Zongzi, the pyramid-shaped steamed glutinous rice packages in bamboo or reed leaves, will be the most popular dish during the upcoming Dragon Boat Festival. [Photo provided to China Daily]
Tasty rice dumplings with local variations in fillings have been a tradition of China's Dragon Boat Festival for centuries, the China Daily team reports.
You don't have to live in China long to know that the country's most popular foods usually have a good story behind them. That's particularly true of festival foods such as zongzi, the pyramid-shaped steamed glutinous rice packages in bamboo or reed leaves that have been associated with the Dragon Boat Festival for more than a millennium.
History and lore describe Qu Yuan variously as a poet, a patriot and an imperial adviser who lived during the turbulent Warring States Period (475-221 BC). When a rival kingdom occupied his home, the kingdom of Chu, Qu is said to have thrown himself into a river.

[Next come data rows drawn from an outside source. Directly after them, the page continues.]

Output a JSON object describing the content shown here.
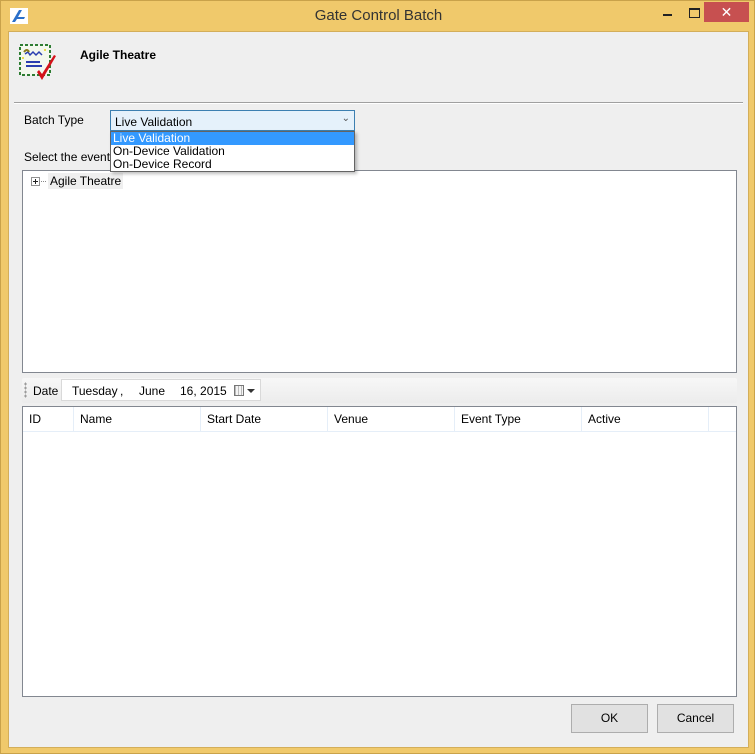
{
  "window": {
    "title": "Gate Control Batch",
    "colors": {
      "frame": "#f0c96b",
      "close": "#c75050",
      "selection": "#3399ff"
    },
    "controls": [
      "minimize-icon",
      "maximize-icon",
      "close-icon"
    ],
    "close_glyph": "✕"
  },
  "header": {
    "title": "Agile Theatre",
    "icon": "batch-validation-icon"
  },
  "batch_type": {
    "label": "Batch Type",
    "selected": "Live Validation",
    "arrow": "⌄",
    "options": [
      "Live Validation",
      "On-Device Validation",
      "On-Device Record"
    ]
  },
  "events": {
    "label": "Select the events",
    "tree": [
      {
        "label": "Agile Theatre",
        "expanded": false
      }
    ]
  },
  "date": {
    "label": "Date",
    "day_of_week": "Tuesday",
    "separator": ",",
    "month": "June",
    "day_year": "16, 2015"
  },
  "grid": {
    "columns": [
      "ID",
      "Name",
      "Start Date",
      "Venue",
      "Event Type",
      "Active"
    ],
    "rows": []
  },
  "buttons": {
    "ok": "OK",
    "cancel": "Cancel"
  }
}
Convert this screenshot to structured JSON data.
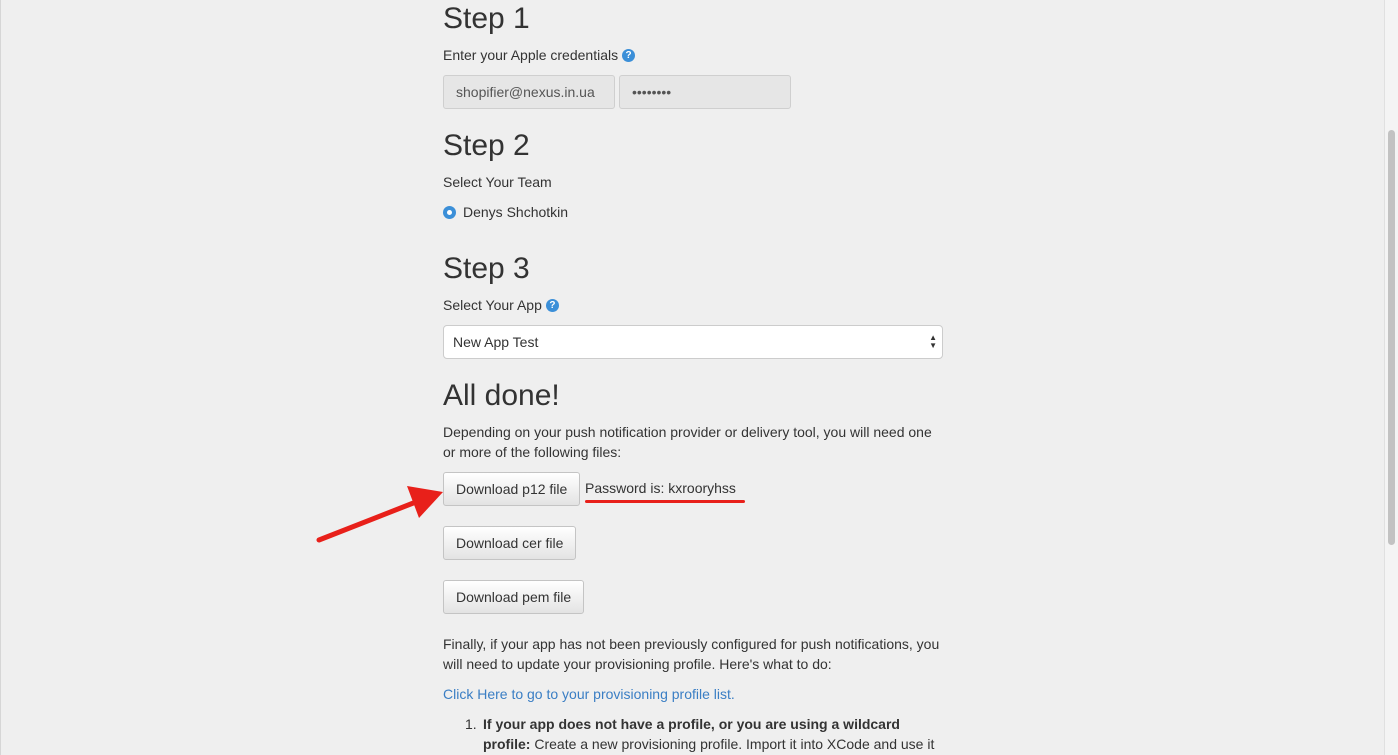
{
  "step1": {
    "title": "Step 1",
    "label": "Enter your Apple credentials",
    "email_value": "shopifier@nexus.in.ua",
    "password_value": "••••••••"
  },
  "step2": {
    "title": "Step 2",
    "label": "Select Your Team",
    "team_option": "Denys Shchotkin"
  },
  "step3": {
    "title": "Step 3",
    "label": "Select Your App",
    "selected_app": "New App Test"
  },
  "done": {
    "title": "All done!",
    "intro": "Depending on your push notification provider or delivery tool, you will need one or more of the following files:",
    "p12_button": "Download p12 file",
    "password_text": "Password is: kxrooryhss",
    "cer_button": "Download cer file",
    "pem_button": "Download pem file",
    "finally_text": "Finally, if your app has not been previously configured for push notifications, you will need to update your provisioning profile. Here's what to do:",
    "link_text": "Click Here to go to your provisioning profile list.",
    "list_number": "1.",
    "list_bold": "If your app does not have a profile, or you are using a wildcard profile:",
    "list_rest": " Create a new provisioning profile. Import it into XCode and use it"
  },
  "icons": {
    "help": "?"
  },
  "colors": {
    "accent": "#3b8fd8",
    "annotation_red": "#e8201a",
    "link": "#3a7ec4"
  }
}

Local folks were unable to find his body in the water, so they dropped rice balls into the river to stop fish from eating his corpse.
Enter the dragon: A fisherman claimed Qu came to him in a dream, telling him that dragons had been eating most of the rice balls. After that, on the fifth day of the fifth lunar month (the day Qu died), people would wrap the rice balls with chinaberry leaves and tie them up with colored threads before throwing them into the river to commemorate Qu's death.